Alle sahen den Fürsten verständnislos an. Der Hetman zog seine Brauen zusammen, und Alexandra hielt ihre dankbaren, begeisterten Augen fest auf Boguslaws Gesicht gerichtet.

»Verzeihen Sie,« sprach Boguslaw weiter, sich an den Fürsten Janusz wendend, »ich weiß, Euer Durchlaucht konnten nicht anders handeln, – es war der einzige Weg, Litauen zu retten. Und trotzdem ich Sie als den älteren achte, und obgleich ich Sie wie einen Bruder liebe, so bin ich mit Ihnen, was Jan-Kasimir anbetrifft, doch anderer Meinung. Wir sind ja unter uns, und ich sage Ihnen offen, was ich denke. Jan-Kasimir ist ein unvergeßlicher Herrscher, gut, gnädig und meinem Herzen doppelt teuer. Ich habe ihn nach hierher begleitet, als man ihn aus der französischen Gefangenschaft entließ. Zwar war ich damals noch ein Kind; aber nie werde ich das vergessen. Ich bin jeder Zeit bereit, für ihn mein Blut zu opfern, um ihn wenigstens vor den Unmenschen zu schützen, die nach seinem Leben trachten.«

Janusz begriff Boguslaws Spiel, doch es schien ihm zu kühn und gewagt für einen so geringen Gewinn.

»Mein Gott, von wessen Anschlägen auf das Leben Seiner Majestät sprechen Sie denn?« fragte er, kaum seine Unzufriedenheit verhehlend. »Könnte sich denn wirklich so ein Ungeheuer inmitten des polnischen Heeres finden? So was ist wahrhaftig seit dem Bestehen der Republik nie vorgekommen.« Boguslaw senkte seinen Kopf tief herab.

»Vor kaum einem Monat,« begann er mit trauriger Stimme, »erschien bei mir ein Schlachtschitz, – aus einem sehr guten Hause. Da er meine warmen Gefühle für unseren guten König nicht kannte, sondern mich für einen Feind des Königs hielt, so erbot er sich, gegen eine große Belohnung, nach Schlesien zu gehen. Er wollte Jan-Kasimir entführen und ihn lebend oder tot den Schweden ausliefern.« Alle Anwesenden waren starr vor Erstaunen.

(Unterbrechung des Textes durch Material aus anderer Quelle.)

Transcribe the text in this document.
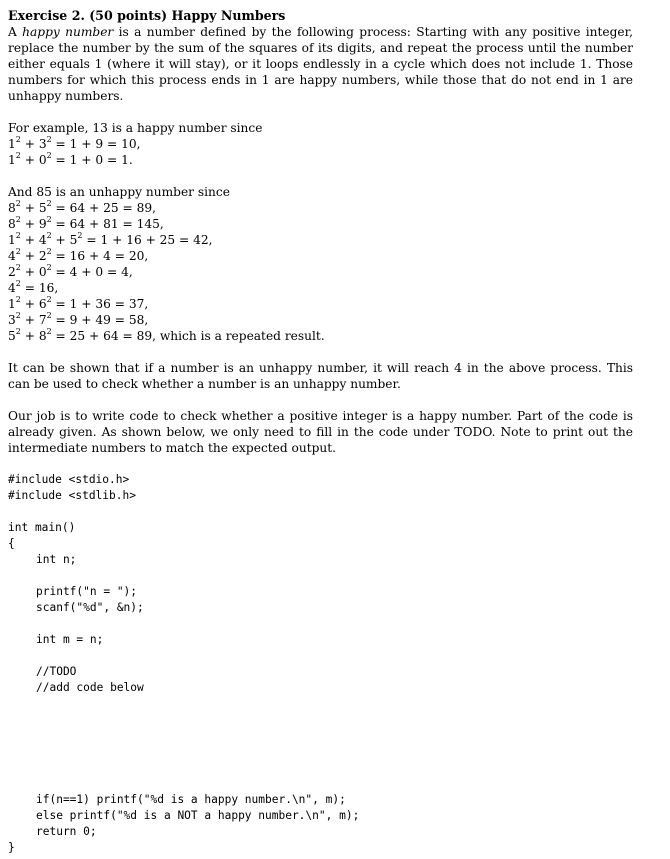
Exercise 2. (50 points) Happy Numbers
A happy number is a number defined by the following process: Starting with any positive integer, replace the number by the sum of the squares of its digits, and repeat the process until the number either equals 1 (where it will stay), or it loops endlessly in a cycle which does not include 1. Those numbers for which this process ends in 1 are happy numbers, while those that do not end in 1 are unhappy numbers.
For example, 13 is a happy number since
$1^2 + 3^2 = 1 + 9 = 10$,
$1^2 + 0^2 = 1 + 0 = 1$.
And 85 is an unhappy number since
$8^2 + 5^2 = 64 + 25 = 89$,
$8^2 + 9^2 = 64 + 81 = 145$,
$1^2 + 4^2 + 5^2 = 1 + 16 + 25 = 42$,
$4^2 + 2^2 = 16 + 4 = 20$,
$2^2 + 0^2 = 4 + 0 = 4$,
$4^2 = 16$,
$1^2 + 6^2 = 1 + 36 = 37$,
$3^2 + 7^2 = 9 + 49 = 58$,
$5^2 + 8^2 = 25 + 64 = 89$, which is a repeated result.
It can be shown that if a number is an unhappy number, it will reach 4 in the above process. This can be used to check whether a number is an unhappy number.
Our job is to write code to check whether a positive integer is a happy number. Part of the code is already given. As shown below, we only need to fill in the code under TODO. Note to print out the intermediate numbers to match the expected output.
#include <stdio.h>
#include <stdlib.h>
int main()
{
int n;
printf("n = ");
scanf("%d", &n);
int m = n;
//TODO
//add code below
if(n==1) printf("%d is a happy number.\n", m);
else printf("%d is a NOT a happy number.\n", m);
return 0;
}
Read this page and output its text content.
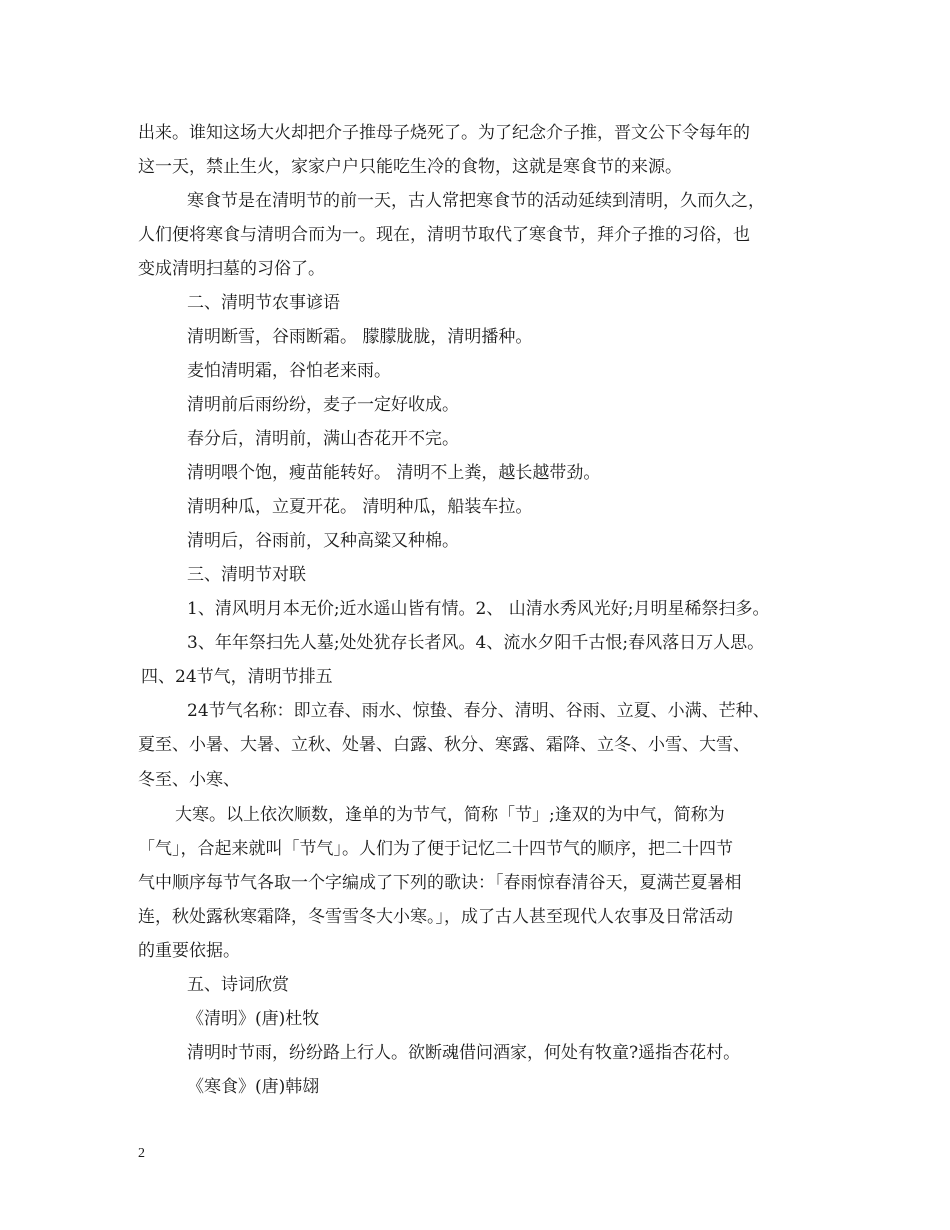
出来。谁知这场大火却把介子推母子烧死了。为了纪念介子推，晋文公下令每年的
这一天，禁止生火，家家户户只能吃生冷的食物，这就是寒食节的来源。
寒食节是在清明节的前一天，古人常把寒食节的活动延续到清明，久而久之，
人们便将寒食与清明合而为一。现在，清明节取代了寒食节，拜介子推的习俗，也
变成清明扫墓的习俗了。
二、清明节农事谚语
清明断雪，谷雨断霜。 朦朦胧胧，清明播种。
麦怕清明霜，谷怕老来雨。
清明前后雨纷纷，麦子一定好收成。
春分后，清明前，满山杏花开不完。
清明喂个饱，瘦苗能转好。 清明不上粪，越长越带劲。
清明种瓜，立夏开花。 清明种瓜，船装车拉。
清明后，谷雨前，又种高粱又种棉。
三、清明节对联
1、清风明月本无价;近水遥山皆有情。2、 山清水秀风光好;月明星稀祭扫多。
3、年年祭扫先人墓;处处犹存长者风。4、流水夕阳千古恨;春风落日万人思。
四、24节气，清明节排五
24节气名称：即立春、雨水、惊蛰、春分、清明、谷雨、立夏、小满、芒种、
夏至、小暑、大暑、立秋、处暑、白露、秋分、寒露、霜降、立冬、小雪、大雪、
冬至、小寒、
大寒。以上依次顺数，逢单的为节气，简称「节」;逢双的为中气，简称为
「气」，合起来就叫「节气」。人们为了便于记忆二十四节气的顺序，把二十四节
气中顺序每节气各取一个字编成了下列的歌诀：「春雨惊春清谷天，夏满芒夏暑相
连，秋处露秋寒霜降，冬雪雪冬大小寒。」，成了古人甚至现代人农事及日常活动
的重要依据。
五、诗词欣赏
《清明》(唐)杜牧
清明时节雨，纷纷路上行人。欲断魂借问酒家，何处有牧童?遥指杏花村。
《寒食》(唐)韩翃
2
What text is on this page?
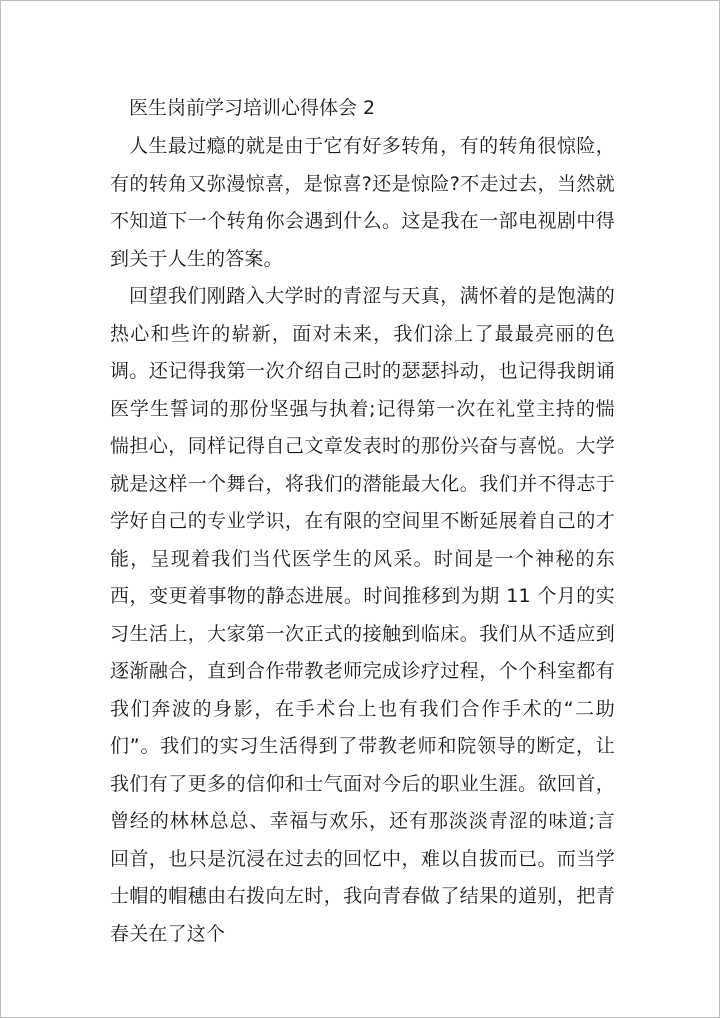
医生岗前学习培训心得体会 2

人生最过瘾的就是由于它有好多转角，有的转角很惊险，有的转角又弥漫惊喜，是惊喜?还是惊险?不走过去，当然就不知道下一个转角你会遇到什么。这是我在一部电视剧中得到关于人生的答案。

回望我们刚踏入大学时的青涩与天真，满怀着的是饱满的热心和些许的崭新，面对未来，我们涂上了最最亮丽的色调。还记得我第一次介绍自己时的瑟瑟抖动，也记得我朗诵医学生誓词的那份坚强与执着;记得第一次在礼堂主持的惴惴担心，同样记得自己文章发表时的那份兴奋与喜悦。大学就是这样一个舞台，将我们的潜能最大化。我们并不得志于学好自己的专业学识，在有限的空间里不断延展着自己的才能，呈现着我们当代医学生的风采。时间是一个神秘的东西，变更着事物的静态进展。时间推移到为期 11 个月的实习生活上，大家第一次正式的接触到临床。我们从不适应到逐渐融合，直到合作带教老师完成诊疗过程，个个科室都有我们奔波的身影，在手术台上也有我们合作手术的“二助们”。我们的实习生活得到了带教老师和院领导的断定，让我们有了更多的信仰和士气面对今后的职业生涯。欲回首，曾经的林林总总、幸福与欢乐，还有那淡淡青涩的味道;言回首，也只是沉浸在过去的回忆中，难以自拔而已。而当学士帽的帽穗由右拨向左时，我向青春做了结果的道别，把青春关在了这个
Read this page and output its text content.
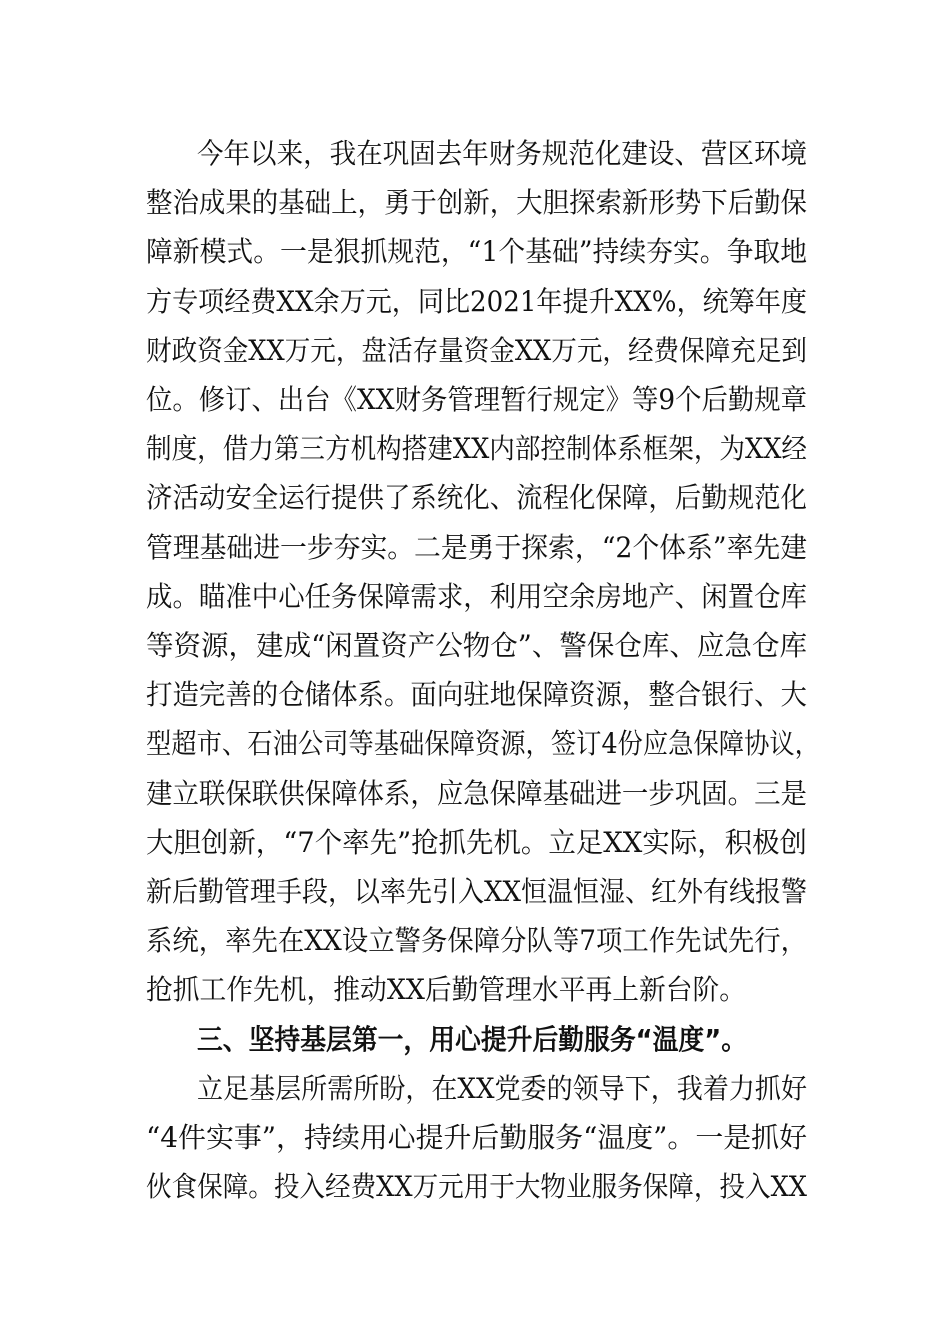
今年以来，我在巩固去年财务规范化建设、营区环境
整治成果的基础上，勇于创新，大胆探索新形势下后勤保
障新模式。一是狠抓规范，“1个基础”持续夯实。争取地
方专项经费XX余万元，同比2021年提升XX%，统筹年度
财政资金XX万元，盘活存量资金XX万元，经费保障充足到
位。修订、出台《XX财务管理暂行规定》等9个后勤规章
制度，借力第三方机构搭建XX内部控制体系框架，为XX经
济活动安全运行提供了系统化、流程化保障，后勤规范化
管理基础进一步夯实。二是勇于探索，“2个体系”率先建
成。瞄准中心任务保障需求，利用空余房地产、闲置仓库
等资源，建成“闲置资产公物仓”、警保仓库、应急仓库
打造完善的仓储体系。面向驻地保障资源，整合银行、大
型超市、石油公司等基础保障资源，签订4份应急保障协议，
建立联保联供保障体系，应急保障基础进一步巩固。三是
大胆创新，“7个率先”抢抓先机。立足XX实际，积极创
新后勤管理手段，以率先引入XX恒温恒湿、红外有线报警
系统，率先在XX设立警务保障分队等7项工作先试先行，
抢抓工作先机，推动XX后勤管理水平再上新台阶。
三、坚持基层第一，用心提升后勤服务“温度”。
立足基层所需所盼，在XX党委的领导下，我着力抓好
“4件实事”，持续用心提升后勤服务“温度”。一是抓好
伙食保障。投入经费XX万元用于大物业服务保障，投入XX
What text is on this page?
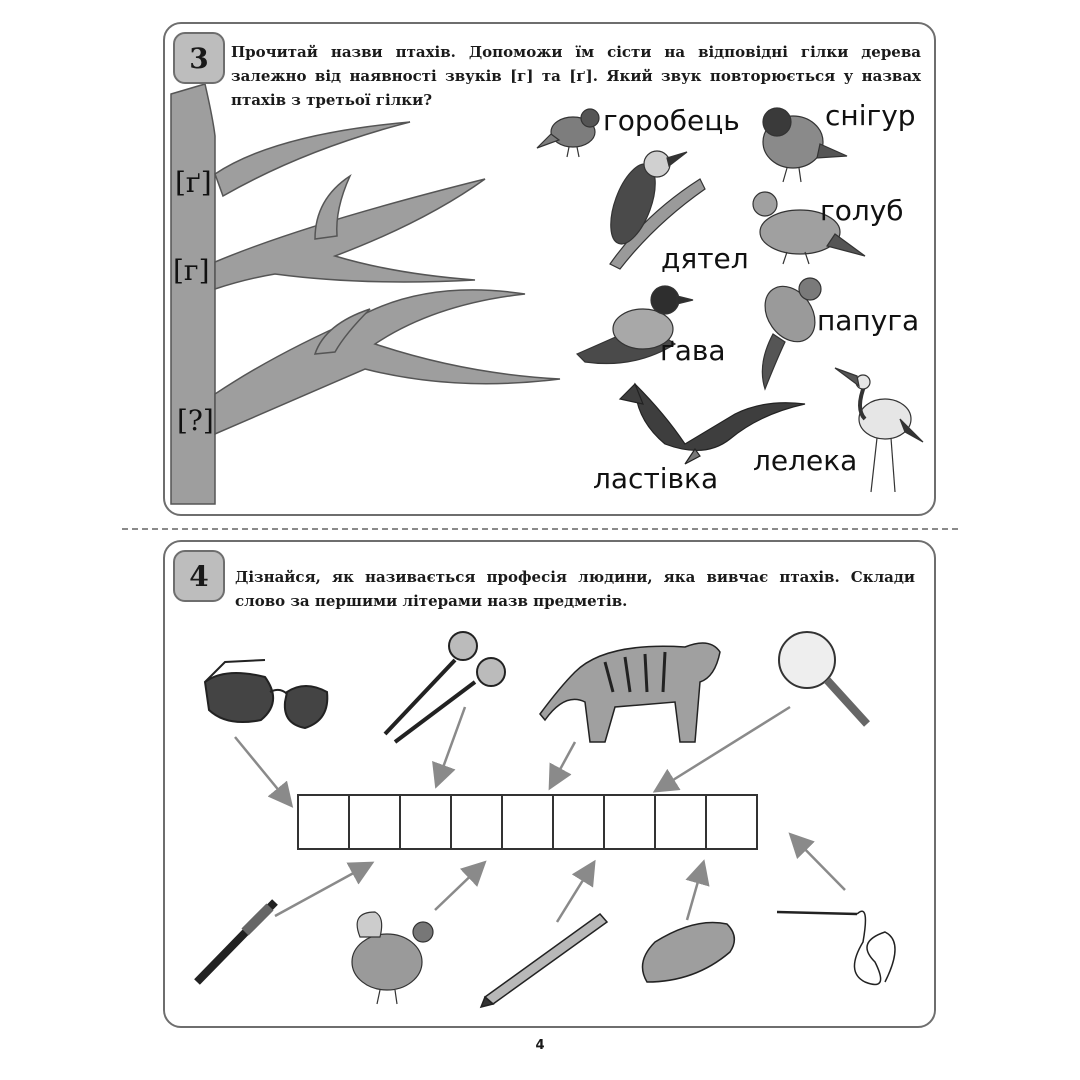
3	Прочитай назви птахів. Допоможи їм сісти на відповідні гілки дерева залежно від наявності звуків [г] та [ґ]. Який звук повторюється у назвах птахів з третьої гілки?

[ґ]
[г]
[?]
горобець	снігур
дятел
голуб
ґава
папуга
ластівка
лелека
4	Дізнайся, як називається професія людини, яка вивчає птахів. Склади слово за першими літерами назв предметів.

4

»Und als ich voll Zorn und Entrüstung sein Angebot ablehnte, sagte er mit frecher Stirn: »Dann gehe ich zu Radziejowski; der wird meinen Vorschlag annehmen und ihn mir mit Gold aufwiegen!«

»Obwohl ich nicht zu Jan-Kasimirs Freunden gehöre,« warf Janusz ein, »so hätte ich den Mann ohne weiteres nach seinem Angebot erschießen lassen.«

»Im ersten Augenblick wollte ich das auch tun; aber dann überlegte ich, daß man schon ohnedies von der Tyrannei und Härte der Radziwills spricht. Ich drohte ihm damit, daß nicht nur Radziejowski, sondern selbst Chmielnicki und der schwedische König ihn für seine Tat mit dem Tode bestrafen würden. Er wird sicherlich seiner Strafe nicht entgehen, und Euer Durchlaucht können ihn als erster richten; denn er ist einer Ihrer Obersten.«

»Was sagen Sie? Einer von meinen Obersten? – Wer ist es, wer? – So sprechen Sie doch!«

»Er heißt Kmicic,« entgegnete Boguslaw.

»Kmicic?« wiederholten laut alle Anwesenden.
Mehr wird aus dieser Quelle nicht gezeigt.